I had  chose gal because it was a cheaper alternative (somewhat...)to the other fashions I found and liked. What it seemed to offer after doing a bit of research, was appealing for me, even though it was a contradiction in itself (rebeling yet conforming to its own rules.)

Over the years
I stumbled upon gal at about 2007 when I wanted to truly break free of the restrictions and inhibitions that kept me from being myself or what I wanted to do. I was searching for a fashion style to show an aspect of myself and to be creative with it, not be too expensive and Japanese brand heavy centered like Lolita fashion but not too showy like Cyber fashion .


Chicago Gal 2010
Aaron Bercaw photography 2010

After it startled me, I started to love it because it gave me a little sliver of happiness. I liked the idea of wanting to not look normal, to look bold, and wear things I wanted to. Now, I feel like I have been in this (online) community long enough (about six years now?) that my statement from maybe anyone else, maybe more so beginners to the style and/or lifestyle, could get people to not like them or see a flaw in their want to try this style out. However, for me, it was one of the things that I wanted to enjoy.


Even though there are no written rules for Gal fashion per se, there are guidelines and/or rules for individual circles and how they should be ran, or what makes something Gyaru. Now, these "right” things change over time, with different sub styles/themes in the main part of the subculture, and also who you are as a person/race/etc (face shape, skin darkness or lightness). If you get all the “right” things down and improve pretty fast then you become well known in the gal scene and looked up too and sometimes even hated ,  or you don’t improve at all and don’t see what is holding you back, then you get looked down upon.
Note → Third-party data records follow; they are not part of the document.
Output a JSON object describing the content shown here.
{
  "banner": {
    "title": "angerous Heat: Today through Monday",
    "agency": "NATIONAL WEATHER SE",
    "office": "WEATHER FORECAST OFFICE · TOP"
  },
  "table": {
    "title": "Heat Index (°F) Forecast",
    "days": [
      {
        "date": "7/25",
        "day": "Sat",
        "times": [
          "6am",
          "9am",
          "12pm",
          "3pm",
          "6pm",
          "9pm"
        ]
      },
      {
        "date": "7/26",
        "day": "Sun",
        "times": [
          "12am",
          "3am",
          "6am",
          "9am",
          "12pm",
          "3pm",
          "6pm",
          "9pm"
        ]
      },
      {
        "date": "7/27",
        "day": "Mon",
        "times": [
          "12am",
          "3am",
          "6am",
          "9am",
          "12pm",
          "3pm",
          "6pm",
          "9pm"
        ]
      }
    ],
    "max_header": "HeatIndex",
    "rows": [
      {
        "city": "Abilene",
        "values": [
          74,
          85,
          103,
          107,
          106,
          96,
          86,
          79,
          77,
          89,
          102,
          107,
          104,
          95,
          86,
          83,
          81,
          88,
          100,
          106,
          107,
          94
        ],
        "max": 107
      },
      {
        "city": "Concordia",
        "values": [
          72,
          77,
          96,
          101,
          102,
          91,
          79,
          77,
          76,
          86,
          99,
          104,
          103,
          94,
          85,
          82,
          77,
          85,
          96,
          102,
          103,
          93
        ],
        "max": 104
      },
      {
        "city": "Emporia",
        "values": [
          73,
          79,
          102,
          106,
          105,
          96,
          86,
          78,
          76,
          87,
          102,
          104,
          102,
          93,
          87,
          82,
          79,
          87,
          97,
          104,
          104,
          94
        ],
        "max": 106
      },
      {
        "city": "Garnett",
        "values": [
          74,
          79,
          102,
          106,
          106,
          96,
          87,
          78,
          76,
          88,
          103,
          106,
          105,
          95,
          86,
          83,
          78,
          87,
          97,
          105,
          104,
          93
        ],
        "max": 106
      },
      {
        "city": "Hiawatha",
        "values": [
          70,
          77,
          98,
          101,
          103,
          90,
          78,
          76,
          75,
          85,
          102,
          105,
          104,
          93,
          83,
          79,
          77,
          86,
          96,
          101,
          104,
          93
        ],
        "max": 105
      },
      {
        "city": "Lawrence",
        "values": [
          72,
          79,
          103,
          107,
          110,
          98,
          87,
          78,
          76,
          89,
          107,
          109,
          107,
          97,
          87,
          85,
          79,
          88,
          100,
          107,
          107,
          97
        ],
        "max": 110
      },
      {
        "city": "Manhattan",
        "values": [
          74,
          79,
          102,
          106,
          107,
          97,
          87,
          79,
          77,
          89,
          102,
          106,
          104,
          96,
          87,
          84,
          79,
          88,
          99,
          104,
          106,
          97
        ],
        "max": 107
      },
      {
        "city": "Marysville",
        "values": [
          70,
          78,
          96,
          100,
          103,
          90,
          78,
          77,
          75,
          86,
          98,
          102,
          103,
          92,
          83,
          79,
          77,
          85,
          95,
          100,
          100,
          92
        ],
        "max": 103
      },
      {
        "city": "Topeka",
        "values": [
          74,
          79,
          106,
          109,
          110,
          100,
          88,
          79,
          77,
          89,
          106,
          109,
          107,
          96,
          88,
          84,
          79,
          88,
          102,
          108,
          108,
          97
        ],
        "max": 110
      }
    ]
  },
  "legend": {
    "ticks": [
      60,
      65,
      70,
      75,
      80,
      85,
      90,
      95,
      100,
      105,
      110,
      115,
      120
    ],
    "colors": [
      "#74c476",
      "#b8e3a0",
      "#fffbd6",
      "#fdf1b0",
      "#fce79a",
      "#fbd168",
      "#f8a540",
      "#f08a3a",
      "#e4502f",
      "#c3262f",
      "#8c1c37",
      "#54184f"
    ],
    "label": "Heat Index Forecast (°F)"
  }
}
I narrowed down what I liked, and had ideas for things that I thought would be cool, despite being told that there were no such thing as a rocker gal, or pirate themes (until   it became more established in Japan ). I did my own thing subtly as I collected inspiration pictures non stop from other gals. I studied these pictures, and practiced them a lot. In a way, I was like a mad scientist. For me, something in my mind snapped, almost like for Ichiko in Kamikaze Girls. 

2012
Actually hanging out with people and staying up all night listening to hyper techno or eurobeat, paraparaing outside, or just walking around with other gal'd-out girls , that was what I wanted and what made me happy. To know that I was improving and trying out new things was exciting for me, even though over time painful things would pop up, or disappointments would happen.


 I have had moments where I wanted to give up, but I keep coming back. Sometimes I have to ask myself, for what? 
















Now that I am older and been in the game for a while, I definitely feel the tug of normal life at my side. I now am focusing my attention on being more on the lines of a coordinator, or at least an attendee for other gal's events, and helping out new generations of gals. I have the pressure of not only fitting into normal society's standards (though I don't have to 100%) but also marriage/relationship stuff as well from my family.

Thursday, November 14, 2013

Golds Infinity 2013 Collection



You may remember that at Anime Expo  Golds Infinity from Japan and the American Gal Shop Staff, featuring Western Gals, helped show people who happened upon the booth some beautiful items for young women from different views on what gal fashion can look like.